Who Am I?

The Jesus Prayer 5 – Energies of God

Posted: February 28th, 2011 | Author: | Filed under: Book Reviews, Prayer | Tags: , , , , , , , , | Comments Off on The Jesus Prayer 5 – Energies of God

This series of reflections is on The Jesus Prayer: The Ancient Desert Prayer that Tunes the Heart to God by Frederica Mathewes-Green.

It’s not possible to delve very far into Orthodoxy without encountering the concepts of essence and energies. The development of that language goes all the way back to at least the fourth century, though in truth we see elements of it in the texts of the Holy Scriptures themselves. This language for describing God is an attempt to describe the indescribable in a way that helps us understand how we can be one with God (and each other) as the Father and the Son are one. Thus the concepts are ultimately rooted in the Incarnation. Many of the major disputes over the course of the first millenium of Christianity were specifically focused on the Incarnation itself. The great heresies either made Christ less than God or other than fully human.

His [Christ’s] entry into human life began the healing and restoration of that life. What’s more, if God could take on human form, our bodies are capable of bearing God’s presence in return. An ordinary human body can literally become a “temple of the Holy Spirit” (1 Cor. 6:19). That can sound alarming — wouldn’t God’s presence destroy my feeble frame? — but Eastern Christians frequently draw an analogy to the burning bush. Just as Moses saw that the bush burned with God’s fire but was not consumed, so God’s presence can fill us while preserving — even completing — our embodied personhood.

As always, we have to remember that God is always everywhere present and filling all things. All creation is filled with the fire of the glory of God. It’s that light which sustains it. And just as Christ became man and remained God, we can be infused with the Spirit in our bodies without being destroyed.

Oddly enough, the word energy occurs frequently in St. Paul’s letters; he says, for example, “God is energon [energizing] in you, both to will and to energein [energize] for his good pleasure” (Phil. 2:13). Energy is a word we imported into English directly from the Greek. But there was not equivalent for this word in Latin, so in his masterful translation of the Bible, St. Jerome (AD 347-420) used operare, that is, “operate” or “work.” When the Bible began to be published in English, its translators stood at the end of a thousand years of devout reading, preaching, and studying the Bible in Latin translation. Our English Bibles refer to God “working,” not “energizing,” but isn’t there a difference?
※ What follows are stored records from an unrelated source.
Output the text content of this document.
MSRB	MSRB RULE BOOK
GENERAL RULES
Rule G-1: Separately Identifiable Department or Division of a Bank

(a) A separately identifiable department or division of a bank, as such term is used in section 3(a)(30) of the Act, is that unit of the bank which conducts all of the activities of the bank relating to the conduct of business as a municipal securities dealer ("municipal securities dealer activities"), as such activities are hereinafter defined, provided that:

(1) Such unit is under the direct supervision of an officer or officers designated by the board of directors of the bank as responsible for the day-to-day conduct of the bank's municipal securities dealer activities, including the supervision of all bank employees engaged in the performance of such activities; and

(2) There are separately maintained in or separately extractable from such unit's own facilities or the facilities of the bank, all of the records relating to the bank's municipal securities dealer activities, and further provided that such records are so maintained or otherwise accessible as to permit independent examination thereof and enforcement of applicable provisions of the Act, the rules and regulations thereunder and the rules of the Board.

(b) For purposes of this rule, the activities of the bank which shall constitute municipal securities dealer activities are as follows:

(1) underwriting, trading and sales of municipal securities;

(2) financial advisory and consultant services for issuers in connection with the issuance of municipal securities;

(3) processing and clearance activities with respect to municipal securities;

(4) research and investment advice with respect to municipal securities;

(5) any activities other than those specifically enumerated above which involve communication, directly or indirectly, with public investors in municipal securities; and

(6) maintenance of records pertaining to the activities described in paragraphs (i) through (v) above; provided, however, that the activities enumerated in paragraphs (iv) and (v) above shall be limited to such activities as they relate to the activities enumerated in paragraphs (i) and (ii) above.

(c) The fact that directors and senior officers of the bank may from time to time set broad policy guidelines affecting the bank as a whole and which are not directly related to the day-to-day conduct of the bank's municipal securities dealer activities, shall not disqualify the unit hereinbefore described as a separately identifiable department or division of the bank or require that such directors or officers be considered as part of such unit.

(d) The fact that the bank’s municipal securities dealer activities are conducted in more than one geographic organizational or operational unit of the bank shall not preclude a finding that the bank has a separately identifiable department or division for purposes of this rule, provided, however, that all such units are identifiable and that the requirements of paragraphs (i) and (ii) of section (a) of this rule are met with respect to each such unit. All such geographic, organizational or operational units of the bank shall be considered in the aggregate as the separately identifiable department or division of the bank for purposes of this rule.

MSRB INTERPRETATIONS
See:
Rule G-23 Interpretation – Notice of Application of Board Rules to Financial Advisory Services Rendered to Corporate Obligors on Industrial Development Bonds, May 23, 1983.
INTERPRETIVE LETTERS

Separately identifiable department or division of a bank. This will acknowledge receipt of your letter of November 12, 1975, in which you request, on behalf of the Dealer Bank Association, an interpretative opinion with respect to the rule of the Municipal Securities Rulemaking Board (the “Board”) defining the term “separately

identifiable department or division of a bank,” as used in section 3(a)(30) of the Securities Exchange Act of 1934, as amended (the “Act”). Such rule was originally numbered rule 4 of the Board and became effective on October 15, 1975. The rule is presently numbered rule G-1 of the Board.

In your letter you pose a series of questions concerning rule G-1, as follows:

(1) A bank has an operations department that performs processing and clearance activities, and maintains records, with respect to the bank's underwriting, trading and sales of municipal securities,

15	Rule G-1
If we hear that God’s energy is within us, then union with him becomes more imaginable.

It’s a good example of the way language can deeply influence understanding and practice. Latin also lacked a word for the Greek concept often rendered in English as “repent.” So it was rendered as “do penance.” Over time, that had a profound effect on the belief and practice in the West.  It’s the same thing here. The idea of God “working” or “operating” made it seem more external and eventually led to the idea that these operations were not God himself, but creations of God we could experience. I’m not an expert, but I think this was part of the root behind the idea of created grace and similar Western concepts.

Instead, the energies of God are uncreated and just as much God as our hands and mouth and eyes are part of our being. When we experience the grace of God, we experience God himself — directly and unmediated by any created thing. It is true we can never know the essence of God. God transcends us. But in truth, we can’t truly and directly know the essence — the core being — of any other person either, even though they are finite, created beings. Instead we know them through their actions, words, expressed emotions — through their bodies. But we would never say that we do not know or experience other human beings as a result. In a similar way (God, of course transcends any direct statement), we truly know God through his energies. We can directly encounter him.

The Jesus Prayer is a way to help us toward that true encounter.